Our world is getting smaller:
With increased mobility and a more integrated global economy, communities that were once isolated are now having to figure out how to work with people from other cultures and backgrounds. Being bilingual (and multicultural) better equips individuals with not only language skills but also important social skills needed to work with others from varying cultures and backgrounds. Such skills include the ability to be more perceptive of others, to be more empathetic and to communicate more effectively.
The Global Economy Demands The Skills of a Bilingual Workforce:
Global markets are becoming increasingly more integrated, which also increases the need to have bilinguals who are able to conduct business and work in global markets. Research has already suggested that companies are less likely to layoff a bilingual employee and new research has shown that the demand for bilinguals in the workforce is rising. Moreover, cross-cultural competency, transdisciplinarity, sense-making, cognitive load management and social intelligence, all products of multicultural bilingual education, are listed as some of the most important skills needed in the future. Thus, investing in bilingual education can prepare one with the needed skills to be more competitive in the global workforce.

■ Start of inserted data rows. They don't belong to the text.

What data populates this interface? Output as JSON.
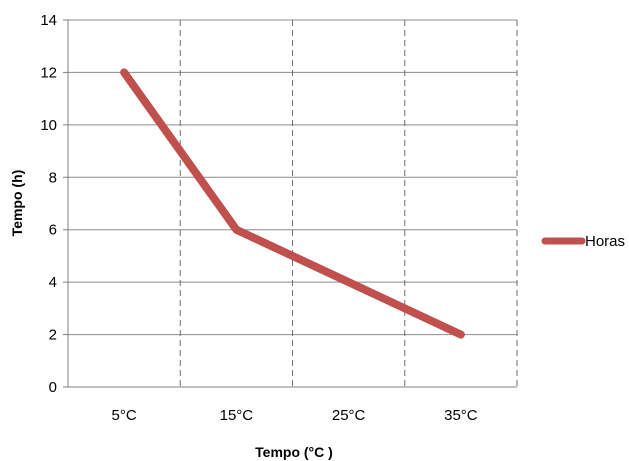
{
  "chart_data": {
    "type": "line",
    "categories": [
      "5°C",
      "15°C",
      "25°C",
      "35°C"
    ],
    "series": [
      {
        "name": "Horas",
        "values": [
          12,
          6,
          4,
          2
        ],
        "color": "#c0504d"
      }
    ],
    "xlabel": "Tempo (°C )",
    "ylabel": "Tempo (h)",
    "ylim": [
      0,
      14
    ],
    "yticks": [
      0,
      2,
      4,
      6,
      8,
      10,
      12,
      14
    ],
    "grid": {
      "horizontal": true,
      "vertical_dashed": true
    },
    "legend_position": "right"
  }
}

A Real Need for Global Citizens:
Pressing global issues such as climate change, cyber security and social unrest require that the citizens of both today and tomorrow be able to engage and effectively navigate these and other complex global issues. Bilingual education can better prepare our citizens to be more actively engaged in these issues. Included in the skills needed for the global workforce, bilingual education also enables individuals to have access to a greater source of information, be more effective communicators and collaborators and have a broader global perspective. As such, bilingual education prepares individuals to be active global citizens capable of addressing these and other future global challenges.
Bilingual Education Develops Important Cognitive Skills:
Bilingual education develops important cognitive skills such as problem solving, logic, critical thinking and creativity because it exercises your brain and forces you to think about how you can express and effectively convey your thoughts with the vocabulary you possess in each language. These cognitive skills are transferable across disciplines and may even be one of the reasons why being bilingual helps to delay cognitive decline and the symptoms of Alzheimer. These are also the same cognitive skills that experts and educators say are becoming increasingly important to have in order to successfully participate in our society and the workforce.
Bilingual Education Connects Individuals to their Heritage:
Bilingual education connects families and communities that share a common heritage and legitimizes their acceptance in the greater community. While it is not uncommon for migrant communities to develop close bonds and speak only their native language, the language is usually lost over generations with subsequent generations sometimes struggling with cultural identity and being accepted in society at large. However, bilingual education inherently expresses the importance of bilingualism and the acceptance of other cultures and perspective. This not only creates a sense of pride for individuals from different ethnic backgrounds but also legitimizes their belonging in our society and facilitates more active civic participation in the greater community. By not feeling marginalized, such communities are then able to extend themselves more fully in society and in the democratic process.